One of the most commonly used on-chip communication
architectures is the shared-bus architecture. The main advantage of shared-bus architectures includes simple topology,
low cost, and extensibility. Several companies have developed
their own on-chip bus architectures, such as CoreConnect [1],
AMBA [2], and OpenCore [3]. Modules connected to a bus
are divided into two categories: masters and slaves. Masters
can initiate a bus transaction, while slave modules merely respond to transactions initiated by masters. Since a bus is typically shared by multiple masters, arbitration is required and
a master can access the bus only after it receives an access
grant from the arbiter.

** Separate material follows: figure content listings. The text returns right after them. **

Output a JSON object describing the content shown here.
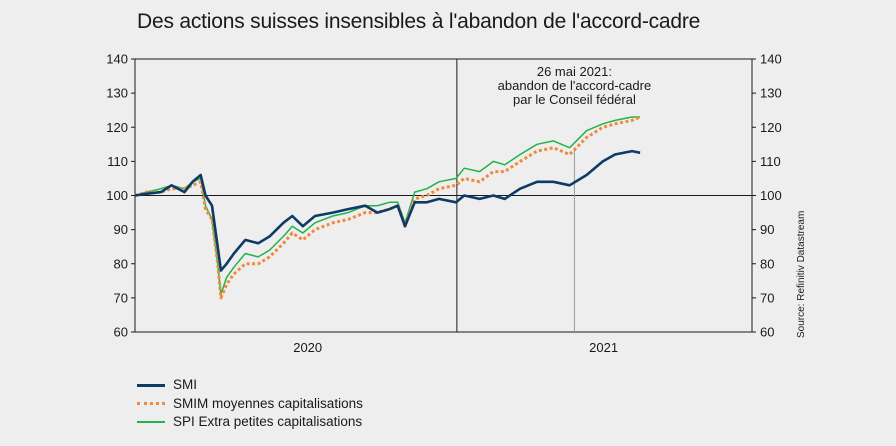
{
  "chart_data": {
    "type": "line",
    "title": "Des actions suisses insensibles à l'abandon de l'accord-cadre",
    "source": "Source: Refinitiv Datastream",
    "ylim": [
      60,
      140
    ],
    "yticks": [
      60,
      70,
      80,
      90,
      100,
      110,
      120,
      130,
      140
    ],
    "xlim": [
      "2019-12-01",
      "2021-12-31"
    ],
    "xtick_labels": [
      {
        "label": "2020",
        "date": "2020-07-01"
      },
      {
        "label": "2021",
        "date": "2021-07-01"
      }
    ],
    "year_divider": "2021-01-01",
    "reference_line": 100,
    "grid": false,
    "legend_position": "bottom-left",
    "annotation": {
      "date": "2021-05-26",
      "lines": [
        "26 mai 2021:",
        "abandon de l'accord-cadre",
        "par le Conseil fédéral"
      ]
    },
    "series": [
      {
        "name": "SMI",
        "color": "#0d3b66",
        "style": "solid",
        "points": [
          [
            "2019-12-01",
            100
          ],
          [
            "2019-12-15",
            100.5
          ],
          [
            "2020-01-02",
            101
          ],
          [
            "2020-01-15",
            103
          ],
          [
            "2020-01-31",
            101
          ],
          [
            "2020-02-10",
            104
          ],
          [
            "2020-02-20",
            106
          ],
          [
            "2020-02-26",
            100
          ],
          [
            "2020-03-05",
            97
          ],
          [
            "2020-03-12",
            85
          ],
          [
            "2020-03-16",
            78
          ],
          [
            "2020-03-23",
            80
          ],
          [
            "2020-04-01",
            83
          ],
          [
            "2020-04-15",
            87
          ],
          [
            "2020-05-01",
            86
          ],
          [
            "2020-05-15",
            88
          ],
          [
            "2020-06-01",
            92
          ],
          [
            "2020-06-12",
            94
          ],
          [
            "2020-06-25",
            91
          ],
          [
            "2020-07-10",
            94
          ],
          [
            "2020-08-01",
            95
          ],
          [
            "2020-08-20",
            96
          ],
          [
            "2020-09-10",
            97
          ],
          [
            "2020-09-25",
            95
          ],
          [
            "2020-10-10",
            96
          ],
          [
            "2020-10-20",
            97
          ],
          [
            "2020-10-29",
            91
          ],
          [
            "2020-11-10",
            98
          ],
          [
            "2020-11-25",
            98
          ],
          [
            "2020-12-10",
            99
          ],
          [
            "2020-12-31",
            98
          ],
          [
            "2021-01-10",
            100
          ],
          [
            "2021-01-29",
            99
          ],
          [
            "2021-02-15",
            100
          ],
          [
            "2021-03-01",
            99
          ],
          [
            "2021-03-20",
            102
          ],
          [
            "2021-04-10",
            104
          ],
          [
            "2021-04-30",
            104
          ],
          [
            "2021-05-20",
            103
          ],
          [
            "2021-06-10",
            106
          ],
          [
            "2021-06-30",
            110
          ],
          [
            "2021-07-15",
            112
          ],
          [
            "2021-08-05",
            113
          ],
          [
            "2021-08-15",
            112.5
          ]
        ]
      },
      {
        "name": "SMIM moyennes capitalisations",
        "color": "#f08a3c",
        "style": "dotted",
        "points": [
          [
            "2019-12-01",
            100
          ],
          [
            "2019-12-15",
            101
          ],
          [
            "2020-01-02",
            101
          ],
          [
            "2020-01-15",
            102
          ],
          [
            "2020-01-31",
            102
          ],
          [
            "2020-02-10",
            103
          ],
          [
            "2020-02-20",
            104
          ],
          [
            "2020-02-26",
            96
          ],
          [
            "2020-03-05",
            93
          ],
          [
            "2020-03-12",
            80
          ],
          [
            "2020-03-16",
            70
          ],
          [
            "2020-03-23",
            74
          ],
          [
            "2020-04-01",
            77
          ],
          [
            "2020-04-15",
            80
          ],
          [
            "2020-05-01",
            80
          ],
          [
            "2020-05-15",
            82
          ],
          [
            "2020-06-01",
            86
          ],
          [
            "2020-06-12",
            89
          ],
          [
            "2020-06-25",
            87
          ],
          [
            "2020-07-10",
            90
          ],
          [
            "2020-08-01",
            92
          ],
          [
            "2020-08-20",
            93
          ],
          [
            "2020-09-10",
            95
          ],
          [
            "2020-09-25",
            95
          ],
          [
            "2020-10-10",
            96
          ],
          [
            "2020-10-20",
            97
          ],
          [
            "2020-10-29",
            91
          ],
          [
            "2020-11-10",
            99
          ],
          [
            "2020-11-25",
            100
          ],
          [
            "2020-12-10",
            102
          ],
          [
            "2020-12-31",
            103
          ],
          [
            "2021-01-10",
            105
          ],
          [
            "2021-01-29",
            104
          ],
          [
            "2021-02-15",
            107
          ],
          [
            "2021-03-01",
            107
          ],
          [
            "2021-03-20",
            110
          ],
          [
            "2021-04-10",
            113
          ],
          [
            "2021-04-30",
            114
          ],
          [
            "2021-05-20",
            112
          ],
          [
            "2021-06-10",
            117
          ],
          [
            "2021-06-30",
            120
          ],
          [
            "2021-07-15",
            121
          ],
          [
            "2021-08-05",
            122
          ],
          [
            "2021-08-15",
            123
          ]
        ]
      },
      {
        "name": "SPI Extra petites capitalisations",
        "color": "#22b34a",
        "style": "solid",
        "points": [
          [
            "2019-12-01",
            100
          ],
          [
            "2019-12-15",
            101
          ],
          [
            "2020-01-02",
            102
          ],
          [
            "2020-01-15",
            103
          ],
          [
            "2020-01-31",
            102
          ],
          [
            "2020-02-10",
            104
          ],
          [
            "2020-02-20",
            105
          ],
          [
            "2020-02-26",
            97
          ],
          [
            "2020-03-05",
            93
          ],
          [
            "2020-03-12",
            80
          ],
          [
            "2020-03-16",
            71
          ],
          [
            "2020-03-23",
            76
          ],
          [
            "2020-04-01",
            79
          ],
          [
            "2020-04-15",
            83
          ],
          [
            "2020-05-01",
            82
          ],
          [
            "2020-05-15",
            84
          ],
          [
            "2020-06-01",
            88
          ],
          [
            "2020-06-12",
            91
          ],
          [
            "2020-06-25",
            89
          ],
          [
            "2020-07-10",
            92
          ],
          [
            "2020-08-01",
            94
          ],
          [
            "2020-08-20",
            95
          ],
          [
            "2020-09-10",
            97
          ],
          [
            "2020-09-25",
            97
          ],
          [
            "2020-10-10",
            98
          ],
          [
            "2020-10-20",
            98
          ],
          [
            "2020-10-29",
            92
          ],
          [
            "2020-11-10",
            101
          ],
          [
            "2020-11-25",
            102
          ],
          [
            "2020-12-10",
            104
          ],
          [
            "2020-12-31",
            105
          ],
          [
            "2021-01-10",
            108
          ],
          [
            "2021-01-29",
            107
          ],
          [
            "2021-02-15",
            110
          ],
          [
            "2021-03-01",
            109
          ],
          [
            "2021-03-20",
            112
          ],
          [
            "2021-04-10",
            115
          ],
          [
            "2021-04-30",
            116
          ],
          [
            "2021-05-20",
            114
          ],
          [
            "2021-06-10",
            119
          ],
          [
            "2021-06-30",
            121
          ],
          [
            "2021-07-15",
            122
          ],
          [
            "2021-08-05",
            123
          ],
          [
            "2021-08-15",
            123
          ]
        ]
      }
    ]
  }
}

Commonly used arbitration methods
include priority-based arbitration [2] and time division multiplexing (TDMA) [3]. Randomized arbitration is also introduced in LOTTERYBUS [4]. As only one module can access the bus at any time, the bandwidth is limited when the
number of modules attached to a bus is large. The bandwidth
can be improved by hierarchical bus architectures [1], in which
multiple buses are connected with each other through bridges.
Studies in [5, 6] propose algorithms to perform bus hierarchy
optimization based on communication profiles. However, hierarchical bus architectures may suffer long latency for interbus
communications, and bridges usually have high area cost due
to their large number of buffers.